What do Formula 1 racecars and Ikea furniture have in common? Well nothing actually, however in this instance former Formula 1 engineer Gordon Murray has used flat pack construction has inspiration for a new low-cost transport solution.
Called the Ox, this compact light truck is designed to be built as a low-cost kit in the UK before being shipped to developing parts of Africa where it can be assembled quickly and easily and put into use - that's a world away from Murray's previous projects, including the McLaren F1.
Although not much larger than a small hatchback, the Ox has a payload of two tonnes, making it more practical than a cab-chassis ute, and the flexible design means it can carry anything from thee pallets, to ten passengers in the rear, with a fold-down ramp in the tailgate to ease loading and unloading.
Construction sees a ladder frame chassis underpinning the platform, with bonded wooden panels (which are the same left-to-right) making up the bodywork, and providing additional torsional rigidity while keeping weight down.
The body is designed so that the panels, and glazing, all of which are flat, can fit between the chassis rails, meaning the Ox doesn’t need to be crated for shipping, saving cost and space.
Six Ox kits, including engine and transmission can be packed into a single 12 metre shipping container, with assembly said to take a team of three less than 12 hours without the need for special tools - and just like an Ikea package, all the tools required are included with the Ox.
The mechanical package borrows a 73kW 2.2 litre diesel from the Ford Transit, mated to a six-speed manual gearbox and front wheel drive. Suspension is via a simple fully independent leading/trailing arm setup.

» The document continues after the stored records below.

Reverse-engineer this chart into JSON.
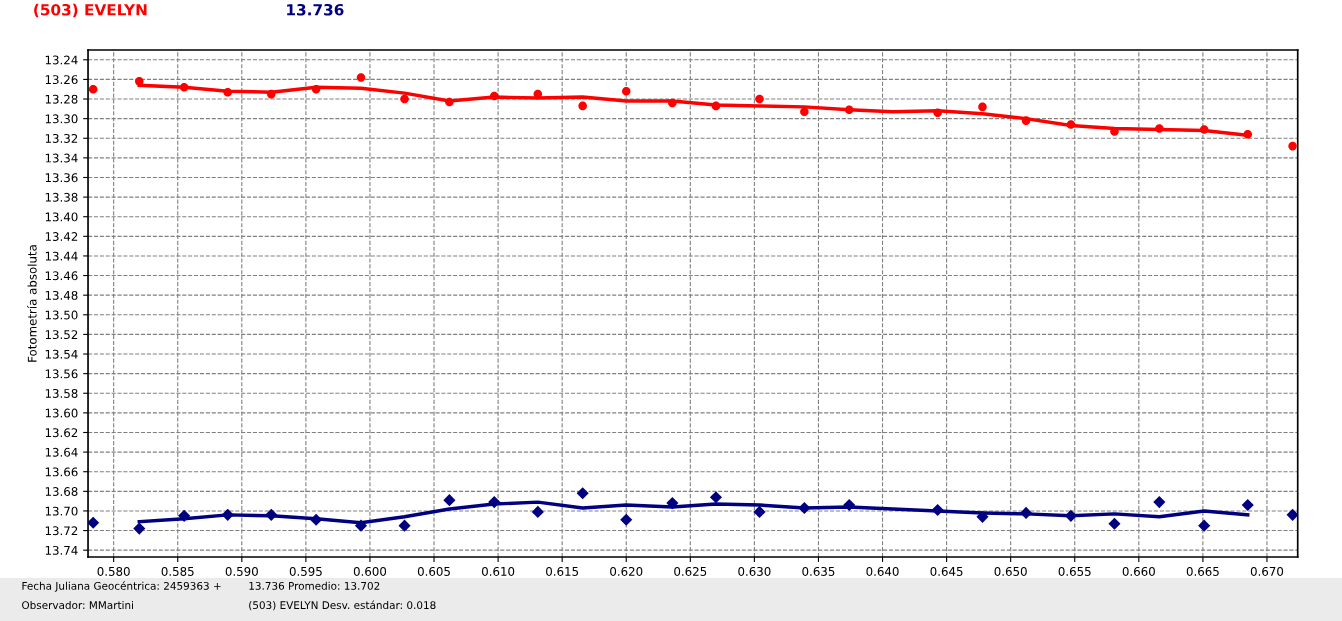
{
  "chart_data": {
    "type": "scatter",
    "ylabel": "Fotometría absoluta",
    "annotations": [
      "Fecha Juliana Geocéntrica: 2459363 +",
      "Observador: MMartini",
      "13.736 Promedio: 13.702",
      "(503) EVELYN Desv. estándar: 0.018"
    ],
    "xlim": [
      0.578,
      0.6724
    ],
    "ylim": [
      13.747,
      13.23
    ],
    "xticks": [
      {
        "value": 0.58,
        "label": "0.580"
      },
      0.585,
      {
        "value": 0.59,
        "label": "0.590"
      },
      0.595,
      {
        "value": 0.6,
        "label": "0.600"
      },
      0.605,
      {
        "value": 0.61,
        "label": "0.610"
      },
      0.615,
      {
        "value": 0.62,
        "label": "0.620"
      },
      0.625,
      {
        "value": 0.63,
        "label": "0.630"
      },
      0.635,
      {
        "value": 0.64,
        "label": "0.640"
      },
      0.645,
      {
        "value": 0.65,
        "label": "0.650"
      },
      0.655,
      {
        "value": 0.66,
        "label": "0.660"
      },
      0.665,
      {
        "value": 0.67,
        "label": "0.670"
      }
    ],
    "yticks": [
      13.24,
      13.26,
      13.28,
      {
        "value": 13.3,
        "label": "13.30"
      },
      13.32,
      13.34,
      13.36,
      13.38,
      {
        "value": 13.4,
        "label": "13.40"
      },
      13.42,
      13.44,
      13.46,
      13.48,
      {
        "value": 13.5,
        "label": "13.50"
      },
      13.52,
      13.54,
      13.56,
      13.58,
      {
        "value": 13.6,
        "label": "13.60"
      },
      13.62,
      13.64,
      13.66,
      13.68,
      {
        "value": 13.7,
        "label": "13.70"
      },
      13.72,
      13.74
    ],
    "grid": true,
    "legend": "top left",
    "series": [
      {
        "name": "(503) EVELYN",
        "marker": "circle",
        "color": "#ff0000",
        "x": [
          0.5784,
          0.582,
          0.5855,
          0.5889,
          0.5923,
          0.5958,
          0.5993,
          0.6027,
          0.6062,
          0.6097,
          0.6131,
          0.6166,
          0.62,
          0.6236,
          0.627,
          0.6304,
          0.6339,
          0.6374,
          0.6443,
          0.6478,
          0.6512,
          0.6547,
          0.6581,
          0.6616,
          0.6651,
          0.6685,
          0.672
        ],
        "values": [
          13.27,
          13.262,
          13.268,
          13.273,
          13.275,
          13.27,
          13.258,
          13.28,
          13.283,
          13.277,
          13.275,
          13.287,
          13.272,
          13.284,
          13.287,
          13.28,
          13.293,
          13.291,
          13.294,
          13.288,
          13.302,
          13.306,
          13.313,
          13.31,
          13.311,
          13.316,
          13.328
        ]
      },
      {
        "type": "line",
        "color": "#ff0000",
        "x": [
          0.582,
          0.5855,
          0.5889,
          0.5923,
          0.5958,
          0.5993,
          0.6027,
          0.6062,
          0.6097,
          0.6131,
          0.6166,
          0.62,
          0.6236,
          0.627,
          0.6304,
          0.6339,
          0.6374,
          0.6408,
          0.6443,
          0.6478,
          0.6512,
          0.6547,
          0.6581,
          0.6616,
          0.6651,
          0.6685
        ],
        "values": [
          13.266,
          13.268,
          13.272,
          13.273,
          13.268,
          13.269,
          13.274,
          13.282,
          13.278,
          13.279,
          13.278,
          13.282,
          13.282,
          13.286,
          13.287,
          13.288,
          13.291,
          13.293,
          13.292,
          13.295,
          13.3,
          13.307,
          13.31,
          13.311,
          13.312,
          13.317
        ]
      },
      {
        "name": "13.736",
        "marker": "diamond",
        "color": "#000080",
        "x": [
          0.5784,
          0.582,
          0.5855,
          0.5889,
          0.5923,
          0.5958,
          0.5993,
          0.6027,
          0.6062,
          0.6097,
          0.6131,
          0.6166,
          0.62,
          0.6236,
          0.627,
          0.6304,
          0.6339,
          0.6374,
          0.6443,
          0.6478,
          0.6512,
          0.6547,
          0.6581,
          0.6616,
          0.6651,
          0.6685,
          0.672
        ],
        "values": [
          13.712,
          13.718,
          13.705,
          13.704,
          13.704,
          13.709,
          13.715,
          13.715,
          13.689,
          13.691,
          13.701,
          13.682,
          13.709,
          13.692,
          13.686,
          13.701,
          13.697,
          13.694,
          13.699,
          13.706,
          13.702,
          13.705,
          13.713,
          13.691,
          13.715,
          13.694,
          13.704
        ]
      },
      {
        "type": "line",
        "color": "#000080",
        "x": [
          0.582,
          0.5855,
          0.5889,
          0.5923,
          0.5958,
          0.5993,
          0.6027,
          0.6062,
          0.6097,
          0.6131,
          0.6166,
          0.62,
          0.6236,
          0.627,
          0.6304,
          0.6339,
          0.6374,
          0.6408,
          0.6443,
          0.6478,
          0.6512,
          0.6547,
          0.6581,
          0.6616,
          0.6651,
          0.6685
        ],
        "values": [
          13.711,
          13.708,
          13.704,
          13.705,
          13.708,
          13.712,
          13.706,
          13.698,
          13.693,
          13.691,
          13.697,
          13.694,
          13.696,
          13.693,
          13.694,
          13.697,
          13.696,
          13.698,
          13.7,
          13.702,
          13.703,
          13.705,
          13.703,
          13.706,
          13.7,
          13.704
        ]
      }
    ]
  }
}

Four wheel drive is a possibility, according to Murray, but thanks to the high ground clearance and short front and rear overhangs, the Ox performs well enough off road that the added cost and complexity may not be required.
Right now the Ox is just a prototype, with the company responsible for bringing it to life, Global Vehicle Trust, on the hunt for investors to make it a production reality. Until that happens there’s no word on pricing, but with the aim of putting some of the poorest regions in the world on wheels that target will need to be set remarkably low.